Finding the instance reference of an object

Fuzzyman fuzzyman at gmail.com
Thu Oct 30 08:12:08 EDT 2008


On Oct 30, 1:13 am, Joe Strout <j... at strout.net> wrote:
> On Oct 29, 2008, at 4:52 PM, Fuzzyman wrote:
>
> > You're pretty straightforwardly wrong. In Python the 'value' of a
> > variable is not the reference itself.
>
> That's the misconception that is leading some folks around here into
> tangled nots of twisty mislogic, ultimately causing them to make up
> new terms for what every other modern language is perfectly happy
> calling Call-By-Value.
>
> I've thought a lot about why this misconception is so widespread here,
> and I think it must be one of the following:
>
> 1. There was one community leader with this idea, who has been
> successful at promoting it widely, much to the detriment of all; or,
>
> 2. Because everything in Python is an object, you're not forced to
> think clearly (and more generally) about references as values as you
> are in languages (such as Java, VB.NET, etc.) which have both simple
> types and object types.
>


To make it clearer for you, call by value means that the value is
copied in - and therefore changes to the value won't be visible to the
caller.

In .NET this is true of mutable value types - changes made are made to
a copy and not visible to the caller.
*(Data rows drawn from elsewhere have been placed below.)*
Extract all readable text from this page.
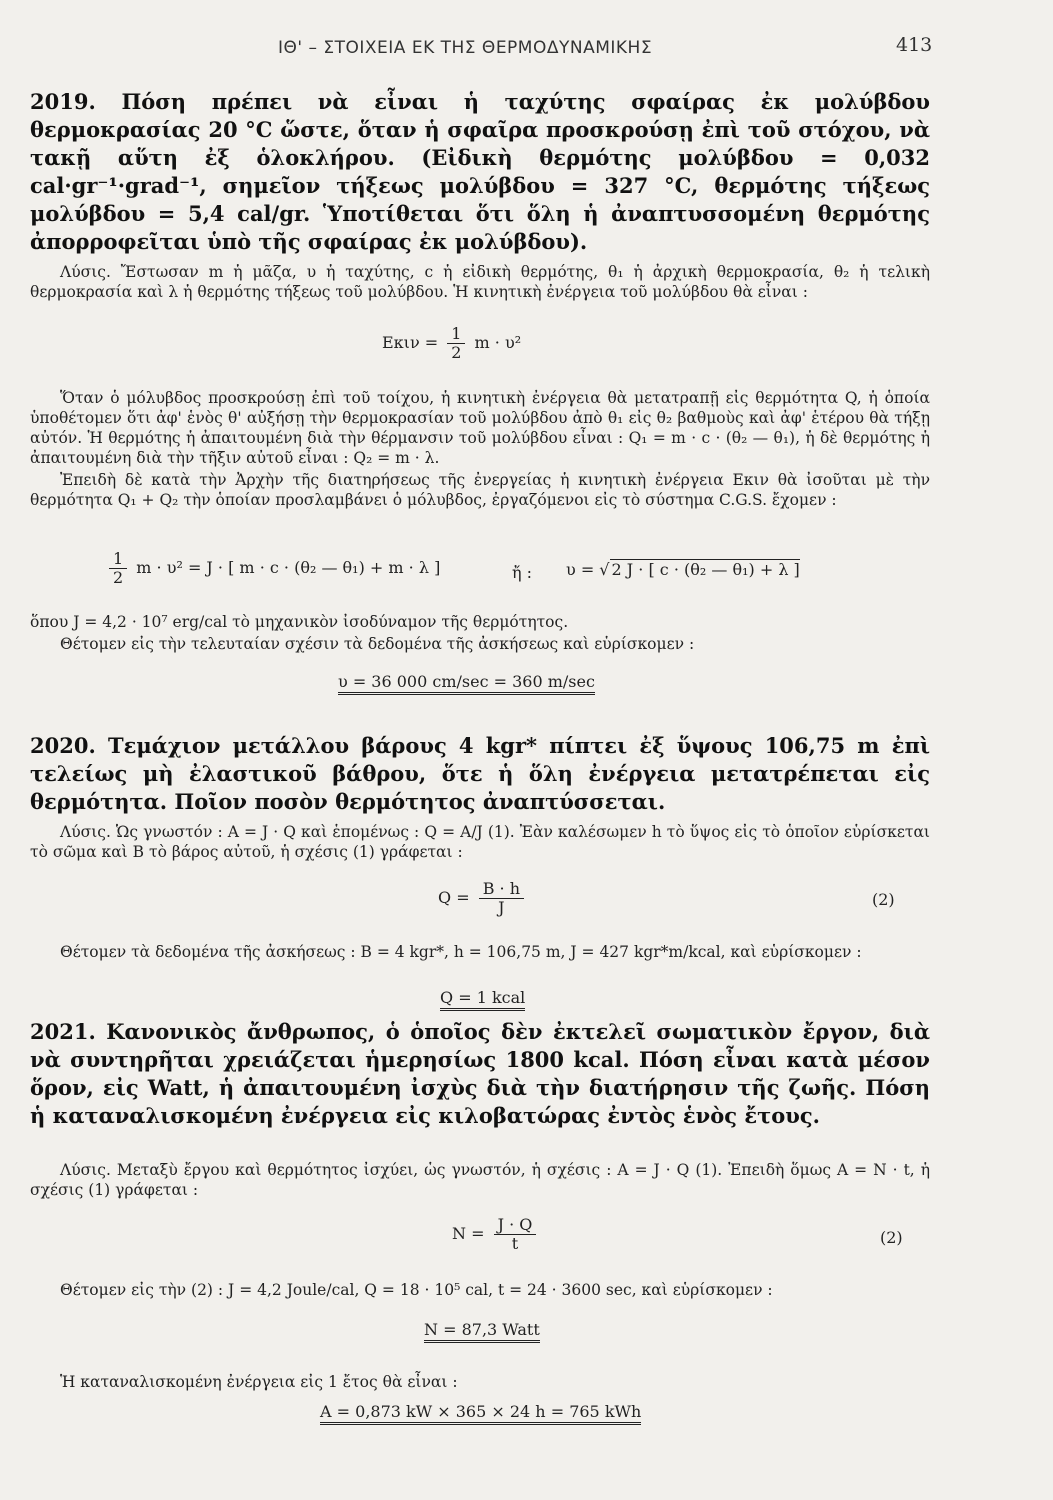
ΙΘ' – ΣΤΟΙΧΕΙΑ ΕΚ ΤΗΣ ΘΕΡΜΟΔΥΝΑΜΙΚΗΣ	413
2019. Πόση πρέπει νὰ εἶναι ἡ ταχύτης σφαίρας ἐκ μολύβδου θερμοκρασίας 20 °C ὥστε, ὅταν ἡ σφαῖρα προσκρούσῃ ἐπὶ τοῦ στόχου, νὰ τακῇ αὕτη ἐξ ὁλοκλήρου. (Εἰδικὴ θερμότης μολύβδου = 0,032 cal·gr⁻¹·grad⁻¹, σημεῖον τήξεως μολύβδου = 327 °C, θερμότης τήξεως μολύβδου = 5,4 cal/gr. Ὑποτίθεται ὅτι ὅλη ἡ ἀναπτυσσομένη θερμότης ἀπορροφεῖται ὑπὸ τῆς σφαίρας ἐκ μολύβδου).
Λύσις. Ἔστωσαν m ἡ μᾶζα, υ ἡ ταχύτης, c ἡ εἰδικὴ θερμότης, θ₁ ἡ ἀρχικὴ θερμοκρασία, θ₂ ἡ τελικὴ θερμοκρασία καὶ λ ἡ θερμότης τήξεως τοῦ μολύβδου. Ἡ κινητικὴ ἐνέργεια τοῦ μολύβδου θὰ εἶναι :
$E\kappa\iota\nu = \frac{1}{2}$ m · υ²
Ὅταν ὁ μόλυβδος προσκρούσῃ ἐπὶ τοῦ τοίχου, ἡ κινητικὴ ἐνέργεια θὰ μετατραπῇ εἰς θερμότητα Q, ἡ ὁποία ὑποθέτομεν ὅτι ἀφ' ἑνὸς θ' αὐξήσῃ τὴν θερμοκρασίαν τοῦ μολύβδου ἀπὸ θ₁ εἰς θ₂ βαθμοὺς καὶ ἀφ' ἑτέρου θὰ τήξῃ αὐτόν. Ἡ θερμότης ἡ ἀπαιτουμένη διὰ τὴν θέρμανσιν τοῦ μολύβδου εἶναι : Q₁ = m · c · (θ₂ — θ₁), ἡ δὲ θερμότης ἡ ἀπαιτουμένη διὰ τὴν τῆξιν αὐτοῦ εἶναι : Q₂ = m · λ.
Ἐπειδὴ δὲ κατὰ τὴν Ἀρχὴν τῆς διατηρήσεως τῆς ἐνεργείας ἡ κινητικὴ ἐνέργεια Eκιν θὰ ἰσοῦται μὲ τὴν θερμότητα Q₁ + Q₂ τὴν ὁποίαν προσλαμβάνει ὁ μόλυβδος, ἐργαζόμενοι εἰς τὸ σύστημα C.G.S. ἔχομεν :
$\frac{1}{2}$ m · υ² = J · [ m · c · (θ₂ — θ₁) + m · λ ]	ἤ : υ = √ 2 J · [ c · (θ₂ — θ₁) + λ ]
ὅπου J = 4,2 · 10⁷ erg/cal τὸ μηχανικὸν ἰσοδύναμον τῆς θερμότητος.
Θέτομεν εἰς τὴν τελευταίαν σχέσιν τὰ δεδομένα τῆς ἀσκήσεως καὶ εὑρίσκομεν :
υ = 36 000 cm/sec = 360 m/sec
2020. Τεμάχιον μετάλλου βάρους 4 kgr* πίπτει ἐξ ὕψους 106,75 m ἐπὶ τελείως μὴ ἐλαστικοῦ βάθρου, ὅτε ἡ ὅλη ἐνέργεια μετατρέπεται εἰς θερμότητα. Ποῖον ποσὸν θερμότητος ἀναπτύσσεται.
Λύσις. Ὡς γνωστόν : A = J · Q καὶ ἑπομένως : Q = A/J (1). Ἐὰν καλέσωμεν h τὸ ὕψος εἰς τὸ ὁποῖον εὑρίσκεται τὸ σῶμα καὶ B τὸ βάρος αὐτοῦ, ἡ σχέσις (1) γράφεται :
$Q = \frac{B \cdot h}{J}$	(2)
Θέτομεν τὰ δεδομένα τῆς ἀσκήσεως : B = 4 kgr*, h = 106,75 m, J = 427 kgr*m/kcal, καὶ εὑρίσκομεν :
Q = 1 kcal
2021. Κανονικὸς ἄνθρωπος, ὁ ὁποῖος δὲν ἐκτελεῖ σωματικὸν ἔργον, διὰ νὰ συντηρῆται χρειάζεται ἡμερησίως 1800 kcal. Πόση εἶναι κατὰ μέσον ὅρον, εἰς Watt, ἡ ἀπαιτουμένη ἰσχὺς διὰ τὴν διατήρησιν τῆς ζωῆς. Πόση ἡ καταναλισκομένη ἐνέργεια εἰς κιλοβατώρας ἐντὸς ἑνὸς ἔτους.
Λύσις. Μεταξὺ ἔργου καὶ θερμότητος ἰσχύει, ὡς γνωστόν, ἡ σχέσις : A = J · Q (1). Ἐπειδὴ ὅμως A = N · t, ἡ σχέσις (1) γράφεται :
$N = \frac{J \cdot Q}{t}$	(2)
Θέτομεν εἰς τὴν (2) : J = 4,2 Joule/cal, Q = 18 · 10⁵ cal, t = 24 · 3600 sec, καὶ εὑρίσκομεν :
N = 87,3 Watt
Ἡ καταναλισκομένη ἐνέργεια εἰς 1 ἔτος θὰ εἶναι :
A = 0,873 kW × 365 × 24 h = 765 kWh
In Python we *only* have
reference types, so changes to *any* mutable object are visible to the
caller.

In .NET you can call by reference with a value type - and the runtime
does boxing for you so that you can see the changes. You have to
explicitly ask for call by reference though.

Michael

> Either way, it's wrong (or at least, a needlessly complicated way of
> looking at things).
>
> > .NET does draw a distinction between 'value types' and reference types
> > - where using reference types are called by reference (the reference
> > is passed) and value types are called by value (the value itself is
> > copied).
>
> Quite right.  Now, note that "ByRef" and "ByVal" apply to both.
> Generalize to Python.  There you go.
>
> Best,
> - Joe
>
> P.S. I really am trying to quit responding to this thread.  Sometimes
> the urge is too strong.  But I'll keep trying!